Foi melhor assim, pensou Marisa enquanto abria o maço dos cigarros que Joalvo não suportava. Arrancou o papel cinza que os envolvia e, por força do hábito, aspirou profundamente o cheiro inebriante do tabaco. Era tudo o que se permitia fazer desde que fundira ao dele o seu endereço. Retirou um cigarro, colocando-o, com movimentos lentos, na boca entreaberta, e, com o isqueiro antigo, que ganhara de outro homem, num passado tão remoto que ela não conseguia ligar ao presente, acendeu a ponta, sugando calculada, mas vigorosamente, a fumaça através do filtro branco.

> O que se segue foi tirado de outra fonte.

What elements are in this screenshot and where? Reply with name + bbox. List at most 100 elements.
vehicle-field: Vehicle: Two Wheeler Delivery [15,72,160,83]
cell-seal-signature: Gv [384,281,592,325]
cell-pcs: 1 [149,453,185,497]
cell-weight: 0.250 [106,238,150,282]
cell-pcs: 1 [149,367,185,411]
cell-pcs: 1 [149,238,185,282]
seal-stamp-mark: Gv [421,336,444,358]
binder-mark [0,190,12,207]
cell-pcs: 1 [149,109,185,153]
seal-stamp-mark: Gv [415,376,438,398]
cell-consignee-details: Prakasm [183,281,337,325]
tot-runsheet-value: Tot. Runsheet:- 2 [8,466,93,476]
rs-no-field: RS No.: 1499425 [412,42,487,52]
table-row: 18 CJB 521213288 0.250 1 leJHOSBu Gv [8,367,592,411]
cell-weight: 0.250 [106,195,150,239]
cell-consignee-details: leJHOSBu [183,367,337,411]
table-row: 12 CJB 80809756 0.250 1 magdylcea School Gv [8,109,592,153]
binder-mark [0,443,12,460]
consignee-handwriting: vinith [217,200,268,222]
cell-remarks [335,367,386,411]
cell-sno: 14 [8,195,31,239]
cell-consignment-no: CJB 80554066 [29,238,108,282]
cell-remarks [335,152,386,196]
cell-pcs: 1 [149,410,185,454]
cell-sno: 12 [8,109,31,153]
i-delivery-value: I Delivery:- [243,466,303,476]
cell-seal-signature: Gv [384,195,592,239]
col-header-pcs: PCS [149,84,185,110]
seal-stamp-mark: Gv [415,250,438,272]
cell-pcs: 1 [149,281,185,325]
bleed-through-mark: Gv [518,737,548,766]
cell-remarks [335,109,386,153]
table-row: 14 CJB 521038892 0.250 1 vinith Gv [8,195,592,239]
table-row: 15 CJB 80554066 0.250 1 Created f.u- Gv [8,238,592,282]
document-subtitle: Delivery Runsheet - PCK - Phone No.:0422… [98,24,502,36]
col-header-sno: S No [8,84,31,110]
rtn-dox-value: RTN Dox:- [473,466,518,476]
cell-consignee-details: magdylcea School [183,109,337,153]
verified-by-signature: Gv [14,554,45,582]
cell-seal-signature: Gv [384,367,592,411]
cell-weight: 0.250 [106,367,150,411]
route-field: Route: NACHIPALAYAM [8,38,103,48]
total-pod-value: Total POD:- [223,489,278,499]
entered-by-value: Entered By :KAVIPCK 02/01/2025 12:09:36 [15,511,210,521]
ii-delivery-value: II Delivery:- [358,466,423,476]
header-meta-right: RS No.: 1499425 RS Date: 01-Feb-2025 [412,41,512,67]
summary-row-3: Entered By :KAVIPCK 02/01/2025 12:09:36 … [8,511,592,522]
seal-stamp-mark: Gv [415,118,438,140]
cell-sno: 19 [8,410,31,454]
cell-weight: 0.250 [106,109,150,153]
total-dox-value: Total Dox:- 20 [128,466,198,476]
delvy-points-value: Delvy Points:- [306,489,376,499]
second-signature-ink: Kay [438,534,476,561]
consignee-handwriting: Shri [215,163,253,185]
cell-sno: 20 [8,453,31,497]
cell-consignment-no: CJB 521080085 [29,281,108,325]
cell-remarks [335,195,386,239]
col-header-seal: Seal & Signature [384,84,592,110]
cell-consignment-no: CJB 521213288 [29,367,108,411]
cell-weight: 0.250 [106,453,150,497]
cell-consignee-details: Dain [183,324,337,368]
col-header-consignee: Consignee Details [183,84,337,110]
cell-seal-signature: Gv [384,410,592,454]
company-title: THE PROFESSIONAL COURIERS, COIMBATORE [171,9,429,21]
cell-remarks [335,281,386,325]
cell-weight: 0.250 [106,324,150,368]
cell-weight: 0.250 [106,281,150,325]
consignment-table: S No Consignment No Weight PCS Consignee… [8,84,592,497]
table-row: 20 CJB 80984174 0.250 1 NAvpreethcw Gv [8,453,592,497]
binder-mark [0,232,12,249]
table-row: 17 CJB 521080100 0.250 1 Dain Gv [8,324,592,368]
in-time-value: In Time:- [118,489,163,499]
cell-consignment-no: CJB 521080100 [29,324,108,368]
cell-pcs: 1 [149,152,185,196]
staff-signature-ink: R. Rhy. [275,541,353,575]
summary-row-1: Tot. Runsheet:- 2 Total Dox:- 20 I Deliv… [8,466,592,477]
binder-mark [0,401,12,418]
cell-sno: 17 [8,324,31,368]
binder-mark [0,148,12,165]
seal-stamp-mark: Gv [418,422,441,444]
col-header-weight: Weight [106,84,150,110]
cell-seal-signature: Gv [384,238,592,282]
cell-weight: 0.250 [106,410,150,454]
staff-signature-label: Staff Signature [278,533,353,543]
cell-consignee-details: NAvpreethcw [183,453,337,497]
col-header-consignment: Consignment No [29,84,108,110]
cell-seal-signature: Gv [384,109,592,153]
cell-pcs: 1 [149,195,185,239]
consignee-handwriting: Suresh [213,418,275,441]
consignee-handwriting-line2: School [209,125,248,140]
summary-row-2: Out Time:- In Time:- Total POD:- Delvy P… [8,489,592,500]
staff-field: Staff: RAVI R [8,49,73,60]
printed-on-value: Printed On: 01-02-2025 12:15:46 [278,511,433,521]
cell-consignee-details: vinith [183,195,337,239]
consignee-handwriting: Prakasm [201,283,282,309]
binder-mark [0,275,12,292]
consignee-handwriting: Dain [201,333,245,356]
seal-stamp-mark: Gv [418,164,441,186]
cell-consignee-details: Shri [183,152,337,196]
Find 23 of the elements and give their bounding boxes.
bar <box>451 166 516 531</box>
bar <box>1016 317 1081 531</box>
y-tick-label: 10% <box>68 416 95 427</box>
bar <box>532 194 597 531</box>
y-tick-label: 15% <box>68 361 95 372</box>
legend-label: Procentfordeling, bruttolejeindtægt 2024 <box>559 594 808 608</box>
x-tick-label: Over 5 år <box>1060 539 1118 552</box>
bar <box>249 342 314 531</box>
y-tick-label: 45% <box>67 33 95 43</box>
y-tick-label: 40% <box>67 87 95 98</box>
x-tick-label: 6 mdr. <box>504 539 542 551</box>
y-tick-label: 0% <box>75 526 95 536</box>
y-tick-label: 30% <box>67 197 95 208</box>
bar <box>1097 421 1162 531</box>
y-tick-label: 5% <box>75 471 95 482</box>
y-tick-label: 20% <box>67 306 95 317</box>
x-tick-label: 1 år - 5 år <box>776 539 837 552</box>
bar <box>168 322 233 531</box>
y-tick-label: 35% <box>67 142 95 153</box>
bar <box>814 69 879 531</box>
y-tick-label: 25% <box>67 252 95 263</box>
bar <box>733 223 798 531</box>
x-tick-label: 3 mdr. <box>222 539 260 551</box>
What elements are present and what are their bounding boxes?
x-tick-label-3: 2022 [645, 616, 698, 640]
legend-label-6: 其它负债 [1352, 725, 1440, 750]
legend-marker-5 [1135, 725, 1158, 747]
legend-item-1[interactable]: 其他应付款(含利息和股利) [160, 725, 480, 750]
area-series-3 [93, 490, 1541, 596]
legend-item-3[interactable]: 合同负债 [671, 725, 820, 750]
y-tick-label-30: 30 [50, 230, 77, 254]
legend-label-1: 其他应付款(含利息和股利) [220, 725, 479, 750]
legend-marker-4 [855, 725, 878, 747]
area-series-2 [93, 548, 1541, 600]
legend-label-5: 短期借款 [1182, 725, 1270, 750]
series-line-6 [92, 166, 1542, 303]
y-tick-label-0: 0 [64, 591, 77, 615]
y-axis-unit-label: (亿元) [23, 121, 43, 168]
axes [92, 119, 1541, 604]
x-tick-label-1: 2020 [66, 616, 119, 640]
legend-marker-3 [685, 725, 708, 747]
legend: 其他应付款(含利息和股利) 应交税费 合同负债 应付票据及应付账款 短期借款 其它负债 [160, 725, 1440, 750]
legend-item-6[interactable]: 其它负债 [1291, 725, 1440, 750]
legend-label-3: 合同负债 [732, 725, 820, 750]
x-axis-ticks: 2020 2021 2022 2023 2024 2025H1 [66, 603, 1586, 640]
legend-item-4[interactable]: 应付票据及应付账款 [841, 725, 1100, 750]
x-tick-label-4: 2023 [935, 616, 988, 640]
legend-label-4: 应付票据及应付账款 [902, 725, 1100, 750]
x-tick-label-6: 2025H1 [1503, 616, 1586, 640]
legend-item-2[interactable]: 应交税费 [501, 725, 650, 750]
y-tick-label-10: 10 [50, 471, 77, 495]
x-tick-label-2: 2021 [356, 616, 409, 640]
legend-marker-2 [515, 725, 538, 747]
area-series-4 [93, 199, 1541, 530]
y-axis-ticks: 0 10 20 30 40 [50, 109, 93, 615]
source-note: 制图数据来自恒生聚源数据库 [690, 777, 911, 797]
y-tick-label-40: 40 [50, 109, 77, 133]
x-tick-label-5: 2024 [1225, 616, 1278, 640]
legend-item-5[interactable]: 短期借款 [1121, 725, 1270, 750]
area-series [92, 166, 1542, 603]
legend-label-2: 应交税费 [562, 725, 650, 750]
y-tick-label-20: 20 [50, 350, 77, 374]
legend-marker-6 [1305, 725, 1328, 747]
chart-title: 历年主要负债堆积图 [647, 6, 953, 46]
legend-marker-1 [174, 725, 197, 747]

Viu os olhos dele. Olhos vivos e desolados, ao contato das suas palavras de despedida, do seu perfume agridoce, da sua face incólume. Não parecia haver restado traço algum do brilho úmido que tantas vezes havia gerado neles. Olhos secos. Agudos. Impotentes diante da resolução inabalável, consequência furtiva da ação de uma criatura dissolvente e imaterial que, sob relances míopes e tímidos, nascera às escondidas e ganhara aos poucos dimensões consideráveis, conduzida pelo balanço das vontades, tomando o leme de assalto e, num sopro mais forte que ameaçava revolver as águas, sussurrava aos seus ouvidos que era hora de aportar.

Uma lágrima escorreu solitária e se encontrou, na língua, com o cigarro, levando-a à ideia de uma inalação do fluido que é o símbolo e o resultado de uma emoção intensa e carregada de sentido. Quis a descida de mais uma, mas a serenidade já a dominava. Sem abandonar a beleza dos olhos de Joalvo, deu a última tragada.

Nunca mais o veria. Mas prometeu-se, como fidelidade ao enlevo sublime que a elevara sem enganos à face mais calma do deleite, que a arrebatara por todos aqueles anos, tão sutil e tão definido, tão inteiro e tão gratuito, a um só tempo contido e transbordante, jamais esquecer os seus olhos.

Um comentário:

Gelly A. disse...

"Guardo dentro de mim seus olhos"... lembra?
Esses fins são sempre incrivelmente tristes, mas, ao mesmo tempo, geram textos assim, belos.